A love for his best sources. One of the most disturbing things that strikes me when reading books by big media journalists about the inner workings of the Clinton White House is how different some of the meetings were in the book to the meetings that I was actually in on. Certain people described in those meetings seemed so much more clever, more insightful, braver, funnier, etc. than I remembered. And others' roles, usually the ones arguing the opposite of the clever-sounding staffers, were downplayed or even distorted. . . .

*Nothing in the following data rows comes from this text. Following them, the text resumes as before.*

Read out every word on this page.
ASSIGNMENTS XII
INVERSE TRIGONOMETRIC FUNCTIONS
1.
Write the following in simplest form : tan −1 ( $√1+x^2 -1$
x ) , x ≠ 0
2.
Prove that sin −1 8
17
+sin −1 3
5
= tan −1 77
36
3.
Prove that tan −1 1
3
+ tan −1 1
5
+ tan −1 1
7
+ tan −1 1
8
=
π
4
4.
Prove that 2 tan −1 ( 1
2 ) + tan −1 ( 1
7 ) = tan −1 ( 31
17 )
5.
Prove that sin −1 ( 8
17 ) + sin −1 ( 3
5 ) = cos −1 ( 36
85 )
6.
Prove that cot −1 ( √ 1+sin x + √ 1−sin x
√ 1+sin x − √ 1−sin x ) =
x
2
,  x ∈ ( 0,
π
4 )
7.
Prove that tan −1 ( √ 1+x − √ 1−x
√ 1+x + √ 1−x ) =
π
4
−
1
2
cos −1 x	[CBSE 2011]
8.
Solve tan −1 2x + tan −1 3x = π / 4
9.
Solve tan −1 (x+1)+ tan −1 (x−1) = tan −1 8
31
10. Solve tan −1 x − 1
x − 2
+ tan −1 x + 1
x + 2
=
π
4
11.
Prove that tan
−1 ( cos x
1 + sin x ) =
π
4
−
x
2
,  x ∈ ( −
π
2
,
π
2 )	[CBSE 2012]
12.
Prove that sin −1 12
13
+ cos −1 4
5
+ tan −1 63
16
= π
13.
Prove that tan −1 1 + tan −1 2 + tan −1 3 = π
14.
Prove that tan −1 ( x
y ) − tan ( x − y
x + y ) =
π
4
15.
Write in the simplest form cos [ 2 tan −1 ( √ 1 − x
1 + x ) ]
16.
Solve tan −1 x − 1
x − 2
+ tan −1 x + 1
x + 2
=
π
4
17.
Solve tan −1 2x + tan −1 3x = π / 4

It's all about the stars. I know we're in a winner-take-all culture, and maybe to sell books in general you have to focus on the best-known personalities. But again . . . a longstanding problem I have with a lot of traditional journalists [is] . . . their focus . . . almost entirely on the biggest names. This again felt like the case here. In the Democracy Alliance, there was a ton of information about founder Rob Stein, deservedly so. But Kelly Craighead (to take just one example), the calm, steady presence who helped hold the entire organization together at times when it was on the verge of completely melting down, got one throw-away line at the end of the book. In terms of bloggers, Bai spend a lot of time profiling Jerome and Markos, again deservedly so. But the brilliant Digby didn't get a mention, nor did John Amato and Crooks and Liars. Atrios got one, I think. Jane Hamsher and Firedoglake got a couple of quick mentions, both of them negative. Stoller and Bowers, who in my own obviously biased opinion, have done so much to organize the blogosphere, a couple quick mentions, one a very cynical one about Matt. Very few other bloggers, even some of the most influential, got even a mention.


Update (10/15/07): Reviewing Jeffrey Toobin's new book about the Supremes, David Margolick comes away with the same conclusion:

[T]o anyone who watches the court, or watches those who watch it, Toobin’s descriptions afford . . . the chance to ponder which of those justices talked to him for this book, and which did not. And talk to him some of them clearly did. Without their off-the-record whispers, there would be no “inside” story of any “secret” world to tell in The Nine: Inside the Secret World of the Supreme Court. . . .

First there’s Stephen Breyer, wtih what Toobin calls his “gregarious good nature.” Odds are he spoke, a fair amount. Then Ruth Bader Ginsburg, “frail” and “shy” and, Toobin says, with only marginal influence on her colleagues. Maybe, but she’d have said precious little. Clarence Thomas, we learn, had gotten old and fat since his famously bloody confirmation battle. No way. David Souter “detested Washington” and “cared little what others thought of him.” Probably not, but he’s quirky enough to have tossed off a tidbit or two. Then Anthony Kennedy, far more worldly and influential than the “conventional, even boring” burgher he first appeared to be. Almost certainly yes.

Antonin Scalia looked “lost and lonely” that day: absolutely not. Then Sandra Day O’Connor, about to entrust her seat to President George W. Bush, whom she considered “arrogant, lawless, incompetent and extreme.” Her fingerprints—or voice prints—practically leap off the page: how else could Toobin write something so incendiary so confidently? And finally there’s John Paul Stevens, “respected by his colleagues, if not really known to them.” Highly unlikely.